After weeks of thrilling competition, The Voice has officially crowned the winner of Season 18. The final five contestants — Micah Iverson (Team Kelly Clarkson), Toneisha Harris (Team Blake Shelton), Todd Tilghman (Team Blake), CammWess (Team John Legend), and Thunderstorm Artis (Team Nick Jonas) — all gave it their best. Still, only one could be the ultimate winner. Who took home the title? In the end, Tilghman was ultimately crowned the winner of The Voice, meaning that Shelton's team has taken it home once again.
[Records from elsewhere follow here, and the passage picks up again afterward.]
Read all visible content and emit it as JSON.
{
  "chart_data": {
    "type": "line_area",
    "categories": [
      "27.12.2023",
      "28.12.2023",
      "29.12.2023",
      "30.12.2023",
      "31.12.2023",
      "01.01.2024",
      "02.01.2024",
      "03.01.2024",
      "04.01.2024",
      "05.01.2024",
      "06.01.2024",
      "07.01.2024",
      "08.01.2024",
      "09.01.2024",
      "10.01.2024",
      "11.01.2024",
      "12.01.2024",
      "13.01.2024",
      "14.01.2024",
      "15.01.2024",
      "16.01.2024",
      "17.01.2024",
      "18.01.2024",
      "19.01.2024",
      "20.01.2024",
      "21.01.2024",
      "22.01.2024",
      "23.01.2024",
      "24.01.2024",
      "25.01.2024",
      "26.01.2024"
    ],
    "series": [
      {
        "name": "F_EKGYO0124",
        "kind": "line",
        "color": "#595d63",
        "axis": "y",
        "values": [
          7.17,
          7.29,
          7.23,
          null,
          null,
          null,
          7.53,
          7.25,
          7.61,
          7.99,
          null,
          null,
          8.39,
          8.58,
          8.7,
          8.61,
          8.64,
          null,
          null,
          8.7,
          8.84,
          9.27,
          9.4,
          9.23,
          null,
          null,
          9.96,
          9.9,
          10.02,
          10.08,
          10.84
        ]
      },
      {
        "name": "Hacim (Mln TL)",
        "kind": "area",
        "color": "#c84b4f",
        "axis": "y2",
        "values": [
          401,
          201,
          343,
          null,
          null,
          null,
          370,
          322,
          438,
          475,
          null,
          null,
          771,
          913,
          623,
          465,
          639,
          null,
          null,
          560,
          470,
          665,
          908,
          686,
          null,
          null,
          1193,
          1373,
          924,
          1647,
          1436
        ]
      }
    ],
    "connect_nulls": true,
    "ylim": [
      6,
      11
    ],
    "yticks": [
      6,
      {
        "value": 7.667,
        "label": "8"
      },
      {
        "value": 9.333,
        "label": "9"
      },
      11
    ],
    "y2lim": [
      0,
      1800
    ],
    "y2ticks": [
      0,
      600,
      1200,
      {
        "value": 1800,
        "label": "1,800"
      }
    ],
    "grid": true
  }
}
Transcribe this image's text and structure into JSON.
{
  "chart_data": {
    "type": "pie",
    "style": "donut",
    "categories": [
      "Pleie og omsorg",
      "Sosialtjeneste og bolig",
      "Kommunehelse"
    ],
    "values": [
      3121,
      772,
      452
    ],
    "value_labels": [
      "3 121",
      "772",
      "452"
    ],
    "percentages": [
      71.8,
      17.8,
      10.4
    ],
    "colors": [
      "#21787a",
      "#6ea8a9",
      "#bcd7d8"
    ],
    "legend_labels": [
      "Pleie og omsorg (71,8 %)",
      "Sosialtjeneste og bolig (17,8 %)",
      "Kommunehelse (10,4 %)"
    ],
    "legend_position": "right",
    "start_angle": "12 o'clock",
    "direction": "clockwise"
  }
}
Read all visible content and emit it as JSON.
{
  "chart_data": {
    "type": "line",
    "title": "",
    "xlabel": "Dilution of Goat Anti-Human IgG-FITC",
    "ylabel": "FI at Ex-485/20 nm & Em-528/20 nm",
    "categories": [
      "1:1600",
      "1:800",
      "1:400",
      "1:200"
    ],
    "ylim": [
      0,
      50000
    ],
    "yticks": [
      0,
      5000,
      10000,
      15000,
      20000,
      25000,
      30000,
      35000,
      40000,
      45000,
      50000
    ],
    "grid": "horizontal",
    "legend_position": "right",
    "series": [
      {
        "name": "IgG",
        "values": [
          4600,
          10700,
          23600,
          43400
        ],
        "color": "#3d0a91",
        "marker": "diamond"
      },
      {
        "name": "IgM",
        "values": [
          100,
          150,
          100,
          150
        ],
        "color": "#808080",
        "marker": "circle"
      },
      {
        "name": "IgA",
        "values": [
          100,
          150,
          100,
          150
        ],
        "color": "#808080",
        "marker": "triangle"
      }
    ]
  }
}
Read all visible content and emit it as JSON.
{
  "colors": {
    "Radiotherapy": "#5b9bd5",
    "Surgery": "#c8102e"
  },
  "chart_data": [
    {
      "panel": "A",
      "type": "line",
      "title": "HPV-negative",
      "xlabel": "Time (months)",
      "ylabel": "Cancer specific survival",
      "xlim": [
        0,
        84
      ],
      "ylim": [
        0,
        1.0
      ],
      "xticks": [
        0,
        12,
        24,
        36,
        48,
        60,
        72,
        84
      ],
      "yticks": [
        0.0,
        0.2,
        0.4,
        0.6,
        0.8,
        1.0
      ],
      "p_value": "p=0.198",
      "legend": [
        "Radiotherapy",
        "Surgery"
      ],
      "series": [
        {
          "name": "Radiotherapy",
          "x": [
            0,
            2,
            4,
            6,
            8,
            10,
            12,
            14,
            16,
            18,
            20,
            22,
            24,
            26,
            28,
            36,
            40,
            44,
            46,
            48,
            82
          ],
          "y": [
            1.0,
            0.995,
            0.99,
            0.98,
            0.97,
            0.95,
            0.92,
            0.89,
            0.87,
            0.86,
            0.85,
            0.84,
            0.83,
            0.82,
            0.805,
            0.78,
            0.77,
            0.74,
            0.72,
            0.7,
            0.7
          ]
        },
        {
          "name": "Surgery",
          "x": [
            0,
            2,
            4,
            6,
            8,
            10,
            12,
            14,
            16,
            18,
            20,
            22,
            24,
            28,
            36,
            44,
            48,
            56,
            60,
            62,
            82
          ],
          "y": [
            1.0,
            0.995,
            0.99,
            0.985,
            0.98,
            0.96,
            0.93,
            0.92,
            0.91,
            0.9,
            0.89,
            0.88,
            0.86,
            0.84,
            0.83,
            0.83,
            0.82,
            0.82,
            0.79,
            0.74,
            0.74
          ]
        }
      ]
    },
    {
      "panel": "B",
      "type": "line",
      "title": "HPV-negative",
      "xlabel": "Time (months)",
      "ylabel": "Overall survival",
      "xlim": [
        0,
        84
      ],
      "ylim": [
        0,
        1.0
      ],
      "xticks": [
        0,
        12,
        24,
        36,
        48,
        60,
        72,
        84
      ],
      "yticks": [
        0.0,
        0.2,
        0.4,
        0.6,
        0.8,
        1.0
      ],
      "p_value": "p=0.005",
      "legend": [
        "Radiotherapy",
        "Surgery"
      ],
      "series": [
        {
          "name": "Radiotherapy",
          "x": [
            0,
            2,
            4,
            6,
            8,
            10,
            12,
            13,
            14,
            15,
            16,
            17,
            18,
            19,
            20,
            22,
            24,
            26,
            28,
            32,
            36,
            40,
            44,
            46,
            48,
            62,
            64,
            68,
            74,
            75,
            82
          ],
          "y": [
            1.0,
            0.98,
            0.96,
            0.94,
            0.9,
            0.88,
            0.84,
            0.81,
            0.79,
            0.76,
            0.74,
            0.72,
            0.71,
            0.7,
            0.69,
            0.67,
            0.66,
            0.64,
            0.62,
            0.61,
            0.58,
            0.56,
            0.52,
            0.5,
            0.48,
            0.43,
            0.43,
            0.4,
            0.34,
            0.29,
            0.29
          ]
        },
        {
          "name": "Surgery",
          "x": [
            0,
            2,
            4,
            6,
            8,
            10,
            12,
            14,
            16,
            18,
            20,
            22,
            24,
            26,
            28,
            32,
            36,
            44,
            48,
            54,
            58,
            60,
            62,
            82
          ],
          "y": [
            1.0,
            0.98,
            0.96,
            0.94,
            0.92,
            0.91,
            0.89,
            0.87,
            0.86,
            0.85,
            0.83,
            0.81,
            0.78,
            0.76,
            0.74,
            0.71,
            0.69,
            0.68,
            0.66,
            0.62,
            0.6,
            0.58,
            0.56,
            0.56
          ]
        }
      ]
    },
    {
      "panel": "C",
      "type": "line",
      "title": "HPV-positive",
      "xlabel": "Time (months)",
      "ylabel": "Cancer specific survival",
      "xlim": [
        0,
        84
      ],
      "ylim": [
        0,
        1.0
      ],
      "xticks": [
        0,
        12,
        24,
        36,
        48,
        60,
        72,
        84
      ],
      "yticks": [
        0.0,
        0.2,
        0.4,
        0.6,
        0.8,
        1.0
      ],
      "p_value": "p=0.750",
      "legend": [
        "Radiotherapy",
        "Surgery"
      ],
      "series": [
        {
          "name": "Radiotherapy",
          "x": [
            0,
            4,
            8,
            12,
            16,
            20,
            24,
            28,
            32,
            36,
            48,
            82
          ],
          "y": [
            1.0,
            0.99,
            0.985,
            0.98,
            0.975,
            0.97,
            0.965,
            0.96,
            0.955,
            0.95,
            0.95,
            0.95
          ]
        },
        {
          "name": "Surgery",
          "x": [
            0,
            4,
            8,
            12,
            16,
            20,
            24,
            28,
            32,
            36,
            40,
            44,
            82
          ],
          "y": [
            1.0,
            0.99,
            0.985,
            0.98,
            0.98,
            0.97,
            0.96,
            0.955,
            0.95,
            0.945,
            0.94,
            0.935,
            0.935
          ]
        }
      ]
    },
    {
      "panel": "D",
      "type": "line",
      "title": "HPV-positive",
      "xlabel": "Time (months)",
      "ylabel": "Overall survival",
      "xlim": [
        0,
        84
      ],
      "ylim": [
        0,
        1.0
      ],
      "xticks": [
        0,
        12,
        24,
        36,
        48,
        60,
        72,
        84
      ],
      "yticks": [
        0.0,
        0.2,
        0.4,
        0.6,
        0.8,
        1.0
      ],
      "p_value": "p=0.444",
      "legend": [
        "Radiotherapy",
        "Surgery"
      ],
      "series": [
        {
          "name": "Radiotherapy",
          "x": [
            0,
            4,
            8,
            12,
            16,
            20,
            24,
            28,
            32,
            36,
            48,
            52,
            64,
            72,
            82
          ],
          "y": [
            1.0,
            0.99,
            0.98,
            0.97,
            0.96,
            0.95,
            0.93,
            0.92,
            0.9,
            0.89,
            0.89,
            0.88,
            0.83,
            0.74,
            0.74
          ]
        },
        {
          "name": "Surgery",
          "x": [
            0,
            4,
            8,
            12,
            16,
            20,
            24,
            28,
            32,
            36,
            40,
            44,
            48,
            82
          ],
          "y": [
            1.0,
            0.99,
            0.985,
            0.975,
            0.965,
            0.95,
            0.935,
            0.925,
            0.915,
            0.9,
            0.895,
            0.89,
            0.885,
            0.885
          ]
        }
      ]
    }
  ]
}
The Voice crowned this year's winner in an incredibly different manner than seasons past. Due to the coronavirus pandemic, the NBC competition had to crown their winner remotely. In late April, production for The Voice shut down in-studio production. As a result, the latter half of the series took place from the comfort of the contestants and coaches' homes. In advance of these remote shows, the coaches reportedly mentored those on their teams to help decide song choices, vocals, and arrangements. Additionally, the contestants were provided with a wardrobe, guidance on choreography. They were given production kits so that their at-home performances could be on par with the show's traditional live episodes.

While conducting the season this way wasn't initially the plan, Shelton previously opened up about the fact that there is a positive side to these remote episodes. In an interview with Entertainment Tonight, Shelton noted that he'd loved these shows because they've allowed him to see another side to the contestants. He told the publication, "I've actually enjoyed it, because I'm actually seeing these artists at their home, in their natural environment, the place that they go when they write a song or they want to record something or just work on music." The country singer added, "It's interesting, and I've been able to meet a lot more of my artists' family just because of the way that we're doing that this year, I love it."


Legend also looked on the bright side when it came to these remotely-produced shows. In particular, he told ET that he was "impressed" by the amount of professionalism that the finalists have been able to display. He added, "They're not playing for an audience, they're playing in their homes and don't have the energy of the live audience there, but they brought it."